Nine-time winner Jimmie Johnson reveals the one Martinsville win that sticks out

Photo by Harold Hinson Photography

By Yvonne Jones, Staff Writer

MARTINSVILLE, Va. – Of the nine grandfather clocks he’s won at Martinsville Speedway, Jimmie Johnson doesn’t have a favorite. But there’s one that quickly comes to mind.

The seven-time champ said each has its own special meaning, with the 2004 one forever etched in the memory of the Hendrick Motorsports driver. That victory came the same day a team plane carrying 10 people crashed on its way to the .526-mile paper-clip shaped track.
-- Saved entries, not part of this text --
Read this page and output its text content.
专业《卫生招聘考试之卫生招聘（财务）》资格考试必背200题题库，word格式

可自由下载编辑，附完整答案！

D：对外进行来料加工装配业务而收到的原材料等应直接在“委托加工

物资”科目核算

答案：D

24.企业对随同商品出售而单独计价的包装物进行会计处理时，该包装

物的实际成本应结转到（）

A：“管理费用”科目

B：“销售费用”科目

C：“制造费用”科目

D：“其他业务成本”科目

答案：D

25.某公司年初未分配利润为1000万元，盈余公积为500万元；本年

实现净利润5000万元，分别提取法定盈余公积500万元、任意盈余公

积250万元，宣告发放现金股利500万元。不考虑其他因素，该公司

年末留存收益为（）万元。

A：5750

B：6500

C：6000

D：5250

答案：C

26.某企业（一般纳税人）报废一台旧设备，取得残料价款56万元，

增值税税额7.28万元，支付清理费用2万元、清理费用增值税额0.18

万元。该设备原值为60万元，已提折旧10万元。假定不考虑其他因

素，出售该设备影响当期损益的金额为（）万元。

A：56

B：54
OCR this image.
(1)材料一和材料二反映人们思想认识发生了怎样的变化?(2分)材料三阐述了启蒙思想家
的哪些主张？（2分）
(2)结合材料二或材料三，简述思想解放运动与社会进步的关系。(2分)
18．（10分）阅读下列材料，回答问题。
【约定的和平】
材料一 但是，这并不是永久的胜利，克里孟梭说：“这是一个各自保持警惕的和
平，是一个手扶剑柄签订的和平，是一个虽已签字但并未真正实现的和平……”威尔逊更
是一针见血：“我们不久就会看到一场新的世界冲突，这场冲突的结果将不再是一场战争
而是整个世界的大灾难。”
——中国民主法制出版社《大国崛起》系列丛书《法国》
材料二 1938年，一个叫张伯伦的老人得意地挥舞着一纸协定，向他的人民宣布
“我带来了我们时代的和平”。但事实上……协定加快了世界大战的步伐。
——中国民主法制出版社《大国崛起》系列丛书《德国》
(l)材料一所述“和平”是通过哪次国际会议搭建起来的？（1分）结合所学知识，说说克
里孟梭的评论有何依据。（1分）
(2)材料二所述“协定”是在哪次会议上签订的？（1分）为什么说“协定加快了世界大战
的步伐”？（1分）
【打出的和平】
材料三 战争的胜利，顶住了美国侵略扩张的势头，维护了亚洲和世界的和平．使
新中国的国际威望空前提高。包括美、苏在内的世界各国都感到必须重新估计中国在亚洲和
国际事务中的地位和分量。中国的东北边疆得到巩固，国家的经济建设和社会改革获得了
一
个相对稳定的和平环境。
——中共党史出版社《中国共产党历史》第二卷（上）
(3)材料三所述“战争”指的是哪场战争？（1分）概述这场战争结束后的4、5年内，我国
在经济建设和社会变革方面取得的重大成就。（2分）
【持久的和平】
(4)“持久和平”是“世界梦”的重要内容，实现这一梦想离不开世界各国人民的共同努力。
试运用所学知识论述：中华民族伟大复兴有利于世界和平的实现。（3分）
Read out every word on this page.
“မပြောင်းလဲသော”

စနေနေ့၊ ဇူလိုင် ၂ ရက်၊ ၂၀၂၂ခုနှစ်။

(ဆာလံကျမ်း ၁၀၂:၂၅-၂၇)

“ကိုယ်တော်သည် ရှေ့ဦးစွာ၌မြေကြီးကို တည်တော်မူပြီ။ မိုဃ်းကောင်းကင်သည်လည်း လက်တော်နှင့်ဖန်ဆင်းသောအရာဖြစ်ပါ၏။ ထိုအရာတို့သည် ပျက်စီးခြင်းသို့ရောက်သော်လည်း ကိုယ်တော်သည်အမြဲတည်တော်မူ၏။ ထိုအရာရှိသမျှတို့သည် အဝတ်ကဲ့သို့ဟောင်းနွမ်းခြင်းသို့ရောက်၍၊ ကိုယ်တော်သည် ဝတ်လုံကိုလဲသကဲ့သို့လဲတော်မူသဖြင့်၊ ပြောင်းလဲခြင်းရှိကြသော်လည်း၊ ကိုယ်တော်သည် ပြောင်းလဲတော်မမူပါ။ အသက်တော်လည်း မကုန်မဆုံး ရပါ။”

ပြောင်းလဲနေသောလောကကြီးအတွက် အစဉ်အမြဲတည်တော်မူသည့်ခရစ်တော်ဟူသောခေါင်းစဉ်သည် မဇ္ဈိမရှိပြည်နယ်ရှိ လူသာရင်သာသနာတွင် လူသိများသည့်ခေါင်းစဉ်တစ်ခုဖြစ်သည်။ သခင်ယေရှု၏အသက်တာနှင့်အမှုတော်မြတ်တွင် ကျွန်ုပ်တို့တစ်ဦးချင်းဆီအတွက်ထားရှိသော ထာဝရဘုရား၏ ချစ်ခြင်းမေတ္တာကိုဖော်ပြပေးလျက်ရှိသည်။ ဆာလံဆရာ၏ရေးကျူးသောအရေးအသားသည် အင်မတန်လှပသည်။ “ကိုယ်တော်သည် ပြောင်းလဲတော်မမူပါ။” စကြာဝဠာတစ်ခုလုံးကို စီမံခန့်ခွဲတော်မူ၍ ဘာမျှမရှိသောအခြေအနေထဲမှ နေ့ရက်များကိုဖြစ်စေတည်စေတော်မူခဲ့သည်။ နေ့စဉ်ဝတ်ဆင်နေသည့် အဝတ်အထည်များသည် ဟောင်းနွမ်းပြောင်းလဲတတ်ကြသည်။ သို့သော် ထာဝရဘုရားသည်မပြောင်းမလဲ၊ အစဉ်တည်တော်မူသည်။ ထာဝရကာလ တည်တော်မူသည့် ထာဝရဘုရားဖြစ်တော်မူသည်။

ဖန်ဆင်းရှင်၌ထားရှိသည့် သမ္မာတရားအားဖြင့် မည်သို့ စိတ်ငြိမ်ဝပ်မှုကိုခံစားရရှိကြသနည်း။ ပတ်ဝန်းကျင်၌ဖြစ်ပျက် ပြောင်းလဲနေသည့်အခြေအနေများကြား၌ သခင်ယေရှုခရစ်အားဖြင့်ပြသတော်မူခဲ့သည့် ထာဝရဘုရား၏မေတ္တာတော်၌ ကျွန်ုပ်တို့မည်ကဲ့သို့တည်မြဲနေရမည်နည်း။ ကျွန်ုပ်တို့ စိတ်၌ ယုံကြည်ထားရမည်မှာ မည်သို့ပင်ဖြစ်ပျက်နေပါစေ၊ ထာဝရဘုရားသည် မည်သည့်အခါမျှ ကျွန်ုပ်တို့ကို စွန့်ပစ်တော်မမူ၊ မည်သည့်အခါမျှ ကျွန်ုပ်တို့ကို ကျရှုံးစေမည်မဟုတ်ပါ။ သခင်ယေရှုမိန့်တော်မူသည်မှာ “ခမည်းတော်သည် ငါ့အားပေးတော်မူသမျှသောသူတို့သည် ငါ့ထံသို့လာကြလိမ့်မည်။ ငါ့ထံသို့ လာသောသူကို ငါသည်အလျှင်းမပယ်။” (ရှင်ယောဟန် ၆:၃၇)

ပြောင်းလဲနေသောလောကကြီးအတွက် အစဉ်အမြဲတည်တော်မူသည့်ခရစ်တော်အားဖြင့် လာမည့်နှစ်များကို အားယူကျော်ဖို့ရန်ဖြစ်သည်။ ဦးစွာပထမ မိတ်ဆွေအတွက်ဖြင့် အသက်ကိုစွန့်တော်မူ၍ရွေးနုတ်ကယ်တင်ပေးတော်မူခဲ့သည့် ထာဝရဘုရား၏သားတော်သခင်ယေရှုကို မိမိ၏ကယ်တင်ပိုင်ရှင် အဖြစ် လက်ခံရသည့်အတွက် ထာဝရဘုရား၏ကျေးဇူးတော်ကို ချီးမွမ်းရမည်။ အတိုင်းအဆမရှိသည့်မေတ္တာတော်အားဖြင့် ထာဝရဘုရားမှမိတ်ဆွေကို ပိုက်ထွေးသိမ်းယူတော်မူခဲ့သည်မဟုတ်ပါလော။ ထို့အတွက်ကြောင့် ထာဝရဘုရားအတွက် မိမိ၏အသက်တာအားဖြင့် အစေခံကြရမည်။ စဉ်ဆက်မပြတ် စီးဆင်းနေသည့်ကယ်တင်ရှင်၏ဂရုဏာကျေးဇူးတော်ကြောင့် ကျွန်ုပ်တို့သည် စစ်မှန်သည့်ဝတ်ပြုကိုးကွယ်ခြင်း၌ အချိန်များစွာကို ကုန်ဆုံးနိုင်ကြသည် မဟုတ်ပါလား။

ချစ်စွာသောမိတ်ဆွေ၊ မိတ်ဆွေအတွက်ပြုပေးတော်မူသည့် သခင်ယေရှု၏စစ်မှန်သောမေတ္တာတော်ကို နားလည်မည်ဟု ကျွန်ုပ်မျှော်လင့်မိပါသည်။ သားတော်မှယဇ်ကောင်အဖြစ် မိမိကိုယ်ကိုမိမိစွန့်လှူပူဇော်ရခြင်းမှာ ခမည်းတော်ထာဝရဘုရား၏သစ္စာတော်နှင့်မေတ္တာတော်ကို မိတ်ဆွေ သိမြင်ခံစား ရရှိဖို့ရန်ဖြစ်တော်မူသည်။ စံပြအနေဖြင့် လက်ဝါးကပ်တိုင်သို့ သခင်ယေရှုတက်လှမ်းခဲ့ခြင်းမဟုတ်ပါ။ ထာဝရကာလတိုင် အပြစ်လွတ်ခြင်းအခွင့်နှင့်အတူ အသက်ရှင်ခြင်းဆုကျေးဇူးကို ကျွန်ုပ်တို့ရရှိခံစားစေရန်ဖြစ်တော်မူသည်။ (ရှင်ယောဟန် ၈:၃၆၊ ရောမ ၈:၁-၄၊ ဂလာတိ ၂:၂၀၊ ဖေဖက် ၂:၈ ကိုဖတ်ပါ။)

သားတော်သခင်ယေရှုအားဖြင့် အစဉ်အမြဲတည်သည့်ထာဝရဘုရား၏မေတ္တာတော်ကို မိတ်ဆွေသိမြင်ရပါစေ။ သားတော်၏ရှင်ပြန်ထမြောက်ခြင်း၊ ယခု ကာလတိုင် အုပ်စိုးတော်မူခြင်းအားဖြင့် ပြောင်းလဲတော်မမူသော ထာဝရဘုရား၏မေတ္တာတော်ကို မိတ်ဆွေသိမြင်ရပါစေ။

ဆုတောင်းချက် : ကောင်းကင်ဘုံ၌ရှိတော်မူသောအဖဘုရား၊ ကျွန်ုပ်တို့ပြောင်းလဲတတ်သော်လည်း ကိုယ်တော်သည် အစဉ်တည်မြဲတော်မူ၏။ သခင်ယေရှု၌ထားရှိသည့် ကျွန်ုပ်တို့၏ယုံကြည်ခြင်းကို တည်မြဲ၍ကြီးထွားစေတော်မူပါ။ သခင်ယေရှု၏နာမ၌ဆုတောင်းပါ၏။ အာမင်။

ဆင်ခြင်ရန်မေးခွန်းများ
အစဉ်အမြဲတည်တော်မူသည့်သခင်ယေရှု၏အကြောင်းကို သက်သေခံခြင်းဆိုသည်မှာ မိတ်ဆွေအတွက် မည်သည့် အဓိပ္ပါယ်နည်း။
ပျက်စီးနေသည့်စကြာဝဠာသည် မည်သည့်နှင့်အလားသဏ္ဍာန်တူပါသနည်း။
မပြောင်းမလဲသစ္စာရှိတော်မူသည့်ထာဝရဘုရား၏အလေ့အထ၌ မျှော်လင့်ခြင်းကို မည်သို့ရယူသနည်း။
Team owner Rick Hendrick’s son, Ricky, his brother and team president John, two of Hendrick’s nieces and a chief engine builder were doomed in the accident that October.

Then there was last year’s fall win, which locked Johnson into the championship round at Homestead en route to his record-tying seventh championship.

“Yeah, I don’t know, I’m trying to relive them,” Johnson said on Friday. “The one with the plane crash sticks out.  Definitely not from a special stand point, but just as far as so vivid in my mind and knowing that I had won on the day that we lost so many.

“Winning in Martinsville really set us up last year to go on and win the Chase and started a fun and very meaningful journey in remembering those on the airplane, especially Ricky Hendrick and led us to that championship.  I guess from a positive, upbeat standpoint, yes, but the vivid one in my mind is still that, that was a lot kind of like today where it was just overcast and rainy and we ended up winning.  I can’t get that one out of my head.”

That grandfather clock – his ninth – that he won last October, isn’t in his possession. He gave it to 90-year-old Bruton Smith, the founder and executive chairman of Speedway Motorsports Inc. during the offseason. Johnson said he sensed Smith liked the Martinsville clock and asked if he had every had a clock or had a driver give him one, and he said no.

“I said, well let me be the first, it would be an honor to give you that trophy,” said Johnson as he described the events leading up to the giveaway. “Not long after, once the trophy was built and put together we were able to take it to his house and put it in the foyer at this home and just have a cool moment.

“I’m just very appreciative for what he has done for our sport, all of us know, but I think when we look back at the history of our sport he is mentioned later in the conversation, but he is very much one of the reasons why our sport is where it is today with his vision of motorsports and love of motorsports.”

If he wins the STP 500 on Sunday at Martinsville, the No. 48 Lowe’s Chevrolet driver knows exactly where he’d put it.

“In the man cave,” he said. “I’ve got a great spot for it and would love to have it.”

Johnson has made winning at Martinsville look easy, but it took him a while to figure out the smallest track on the circuit. He finished 35th in his first race there in 2002. Then he reeled off 17 straight top 10s, six of them wins.

“I used to drive up here depressed and not excited to compete here,” he said. “For me it took being lapped by Tony Stewart to figure it out and then I followed him and got myself back on the lead lap and had a decent finish.  I came here and tested with the No. 24 and had Jeff (Gordon) working diligently with me to figure it out and it didn’t click, looking at the data he would hop in my car and go faster and it was just frustrating and then it finally clicked.”

The El Cajon, California native enters the weekend with just one top 10 in five races this season, and the questions about the slow start keep coming. And while Johnson believes the concern is justified, some reactions, he said, are a little over the top in one extreme or another.

“No, I don’t mind the questions,” Johnson said. “I mean they are rightfully asked.  I think the overreaction on either side is very amusing.  If we are not winning how big of a deal some make of it and when we win how big of a deal some make of it.  I mean, I think our history shows that we can rebound quickly and we have unfortunately had slow summer’s through our existence.  There are a few dynamics there that are pretty darn predictable even though we try to change them, especially that summer slump.

“I guess I don’t mind the questions and every driver has a question.  If you haven’t won why aren’t you winning and if you’ve won can you do it again?  Everybody has a question.  I am so fortunate in my career has shifted in a way to where there are high expectations that come with it.  I will gladly take that than a lot of shoes that other drivers are sitting in. I don’t mind that, I just find it amusing the overreaction good and bad.”

With his mastery of Martinsville, Johnson will try to win two straight at Martinsville since 2012 and ’13.

“I think my background, once I figured out how to drive this place has lent me all the success and has really been the backbone to it all,” said Johnson, who starts 17th on Sunday. “So, looking forward to a great race.  Last fall went very well for us here and looking forward to a good race this weekend.”